You spend your evening watching The Notebook (again). You swoon over Ryan Gosling’s various bearded states. You ugly-cry through most of it. You fantasize about having your own big romance. And then your husband gets home, leaves his dirty socks in the middle of the room, and spends the next few hours scratching his balls on the couch. You wear a muumuu to bed and have erotic dreams about hiring a divorce lawyer.
Step away from the television.
If you find yourself comparing your relationship and partner to movie and TV romance, it might be time to take a little break… from the TV, not your relationship. A recent study found that the more one believes in the portrayals of romance in movies and on television shows, the less likely they are to be committed to their actual relationship.
The study surveyed 392 married people about their belief in the portrayal of romantic relationships in TV shows and movies, their viewing frequency, and their relationship satisfaction, expectations, and commitment. The researchers found that study participants who had a higher belief in on-screen romance, responding positively to statements like “Television helps me understand what I can expect from my romantic relationships,” were less likely to be committed to their current relationship, and more likely to be drawn to either being single or finding a new partner. These people also rated their expected and actual relationship costs highly—things like the loss of their personal freedom and time, along with their partner’s less desirable traits.
The study, published in the journal Mass Communication and Society, could shed some light on the the rate of marriage failure in the United States, says study author Jeremy Osborn. Though it may be just one factor, Osborn states “We live in a society that perpetually immerses itself in media images from both TV and the Web, but most people have no sense of the ways those images are impacting them.”

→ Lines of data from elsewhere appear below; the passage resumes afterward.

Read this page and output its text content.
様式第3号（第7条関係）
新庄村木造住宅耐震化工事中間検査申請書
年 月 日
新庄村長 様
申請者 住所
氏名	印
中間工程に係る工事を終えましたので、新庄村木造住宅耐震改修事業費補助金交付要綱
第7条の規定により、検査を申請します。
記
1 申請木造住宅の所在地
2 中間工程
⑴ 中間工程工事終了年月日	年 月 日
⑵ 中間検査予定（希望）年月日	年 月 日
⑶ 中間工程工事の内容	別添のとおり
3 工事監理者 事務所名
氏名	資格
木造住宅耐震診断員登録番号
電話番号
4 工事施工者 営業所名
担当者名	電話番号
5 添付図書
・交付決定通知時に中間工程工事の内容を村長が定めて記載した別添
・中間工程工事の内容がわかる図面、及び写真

If you think you’ve been comparing your real-life relationship to TV romances—and your relationship is coming up short—why not try a romance movie fast? (Don’t worry, they’ll still be there when you come back!) At the very least, make an effort to bring yourself back to reality after your regularly scheduled programming. Romantic gestures tend to go over really well in movies—but in reality, some dude standing outside your window holding a boom box is kind of creepy. I mean, where did he get a boom box in 2012?!